The first defining characteristic is "Level 5 Leadership". All of the great companies had leaders who were unexpectedly humble yet had a tenacious professional will whose primary concern was the health and growth of the company. This was compared to the control companies which often had charismatic leaders who make a big splash, looked after their own self interests first and in the end were unable to create sustained growth. The description of Ken Iverson, the dedicated and highly successful Nucor CEO, who still lived in a simple house with a carport and scraped ice off his car windows with a credit card sets the tone of the book which throughout emphasizes the "salt of the earth" nature of the companies leaders. The description of the control companies CEO's who had a need for self aggrandizement were reminiscent of the Tyco, Enron, Time Warner and WorldCom's CEO's.
The second defining characteristic is entitled "first who... then what". This is another unexpected finding. The great companies did not formulate a great strategy first as did the control companies. Instead, the CEO's initially spent their energies hiring the best people for the job ahead and firing employees who they did not believe demonstrated the necessary personality traits and work ethic. By and large these employee characteristics consisted of creative people who were self motivated and did not need to be micro managed. This chapter also described three "pearls" which I believe will be very helpful in my own working life. They are: 1) When in doubt, don't hire- keep looking 2) When you know you need to make a people change, act and 3) Put your best people on your biggest opportunities, not your biggest problems.
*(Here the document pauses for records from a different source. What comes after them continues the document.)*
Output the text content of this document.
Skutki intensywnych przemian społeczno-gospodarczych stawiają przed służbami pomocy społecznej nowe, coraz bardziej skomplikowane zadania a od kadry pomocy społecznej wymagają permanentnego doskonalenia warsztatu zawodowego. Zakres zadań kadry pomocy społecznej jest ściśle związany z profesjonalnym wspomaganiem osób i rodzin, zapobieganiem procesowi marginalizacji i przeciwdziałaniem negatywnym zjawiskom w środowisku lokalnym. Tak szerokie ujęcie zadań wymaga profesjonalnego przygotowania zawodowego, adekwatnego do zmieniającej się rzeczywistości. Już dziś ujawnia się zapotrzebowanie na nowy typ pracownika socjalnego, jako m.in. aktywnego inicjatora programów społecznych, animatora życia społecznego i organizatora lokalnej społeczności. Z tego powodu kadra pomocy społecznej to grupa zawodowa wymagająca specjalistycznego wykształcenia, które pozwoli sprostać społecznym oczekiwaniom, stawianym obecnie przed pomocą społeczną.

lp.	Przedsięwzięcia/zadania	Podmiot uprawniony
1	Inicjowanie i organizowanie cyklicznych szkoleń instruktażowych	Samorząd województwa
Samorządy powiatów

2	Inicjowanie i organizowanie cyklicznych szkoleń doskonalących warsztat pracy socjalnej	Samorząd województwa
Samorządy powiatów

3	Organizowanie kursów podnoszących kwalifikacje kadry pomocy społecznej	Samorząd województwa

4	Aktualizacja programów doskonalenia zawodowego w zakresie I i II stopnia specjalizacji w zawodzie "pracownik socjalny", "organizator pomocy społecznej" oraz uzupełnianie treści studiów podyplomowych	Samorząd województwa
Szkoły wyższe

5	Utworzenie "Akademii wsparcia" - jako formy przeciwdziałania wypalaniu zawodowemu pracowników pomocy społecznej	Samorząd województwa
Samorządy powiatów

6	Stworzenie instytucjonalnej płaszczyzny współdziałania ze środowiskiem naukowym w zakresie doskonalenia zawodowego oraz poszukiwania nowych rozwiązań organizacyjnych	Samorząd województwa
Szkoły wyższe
The third defining characteristic is called "Confront the Brutal facts". A Socratic style evident in all of the great companies is discussed, in which their status during the transition period is very honestly evaluated. This honest appraisal leads to the fourth characteristic named the Hedgehog concept. Simply put, the great companies used three questions to form a simple and direct growth strategy. These questions are: 1) What can we be the best in the world at? 2) What drives our economic engine? And 3) What are we deeply passionate about? I felt that all three of these questions will be worthwhile asking in my own workplace.
Finally, the last two criteria discussed are entitled "A Culture of Discipline" and "Technology Accelerators". These chapters discuss the type of employees in the good to great companies. They reminded me of the type of employees that the One Minute Manager by Blanchard and Johnson described working for their quintessential manager. Most importantly, they were people who with proper guidance did not need to be micromanaged. Furthermore, they were dedicated to and believed the goals of the company. Technology accelerators communicates the concept that the great companies did not become great secondary to the technology they used but rather that companies that are great successfully decide on which technology will best complement the goals dictated by the hedgehog concepts.
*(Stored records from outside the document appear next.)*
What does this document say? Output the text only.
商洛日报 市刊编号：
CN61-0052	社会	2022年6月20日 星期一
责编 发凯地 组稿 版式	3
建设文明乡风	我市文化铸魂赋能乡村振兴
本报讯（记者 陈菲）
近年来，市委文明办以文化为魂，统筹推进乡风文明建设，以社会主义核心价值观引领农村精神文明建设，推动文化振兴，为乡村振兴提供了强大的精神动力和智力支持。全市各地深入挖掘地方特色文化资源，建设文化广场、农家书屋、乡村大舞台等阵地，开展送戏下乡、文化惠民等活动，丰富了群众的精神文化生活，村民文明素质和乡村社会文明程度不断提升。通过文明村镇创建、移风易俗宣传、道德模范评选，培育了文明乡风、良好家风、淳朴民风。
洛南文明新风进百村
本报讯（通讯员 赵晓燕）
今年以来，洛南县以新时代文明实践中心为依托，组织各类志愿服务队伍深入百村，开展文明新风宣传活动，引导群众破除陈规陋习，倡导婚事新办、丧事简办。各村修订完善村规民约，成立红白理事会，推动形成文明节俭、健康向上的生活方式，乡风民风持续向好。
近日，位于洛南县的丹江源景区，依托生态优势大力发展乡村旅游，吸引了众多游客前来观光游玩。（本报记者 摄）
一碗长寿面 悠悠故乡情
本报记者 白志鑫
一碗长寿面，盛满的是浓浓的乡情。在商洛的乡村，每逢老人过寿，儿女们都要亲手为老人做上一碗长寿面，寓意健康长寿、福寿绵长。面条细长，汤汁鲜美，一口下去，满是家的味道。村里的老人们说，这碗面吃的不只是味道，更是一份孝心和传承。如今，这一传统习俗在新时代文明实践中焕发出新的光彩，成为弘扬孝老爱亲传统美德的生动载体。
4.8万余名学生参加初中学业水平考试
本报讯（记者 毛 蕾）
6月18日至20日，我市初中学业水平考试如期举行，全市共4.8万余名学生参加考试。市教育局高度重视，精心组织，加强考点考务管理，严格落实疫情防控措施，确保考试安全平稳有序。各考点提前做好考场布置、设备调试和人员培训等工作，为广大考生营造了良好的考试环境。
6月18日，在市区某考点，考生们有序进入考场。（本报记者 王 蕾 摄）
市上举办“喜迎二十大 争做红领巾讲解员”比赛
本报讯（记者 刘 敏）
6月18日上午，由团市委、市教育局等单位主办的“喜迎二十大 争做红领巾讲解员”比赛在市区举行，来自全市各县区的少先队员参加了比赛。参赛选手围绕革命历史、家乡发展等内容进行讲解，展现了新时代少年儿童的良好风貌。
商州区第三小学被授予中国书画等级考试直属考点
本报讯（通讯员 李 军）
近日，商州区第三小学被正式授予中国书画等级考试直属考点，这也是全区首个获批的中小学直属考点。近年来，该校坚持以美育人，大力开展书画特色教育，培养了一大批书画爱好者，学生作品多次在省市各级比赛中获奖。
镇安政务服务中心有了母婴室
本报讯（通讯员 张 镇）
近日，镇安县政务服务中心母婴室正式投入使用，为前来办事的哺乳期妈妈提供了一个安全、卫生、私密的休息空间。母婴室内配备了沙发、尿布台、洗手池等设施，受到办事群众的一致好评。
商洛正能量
Good to Great ends by identifying the concept that the great companies exemplified the old age "slow and steady wins the race". They did not try and create an overnight turnaround which in the end would have no sustainability but instead religiously followed the necessary path step by step, to make sure their company had a solid foundation with the appropriate employees, goals, attitudes and technology in place.
Good to Great can be criticized for setting such a high standard for the companies they chose. The argument can be made that companies can be great without having astonishing financial growth. With that said, the book describes many management and employee principles that can be well used by any company interested in improving its business.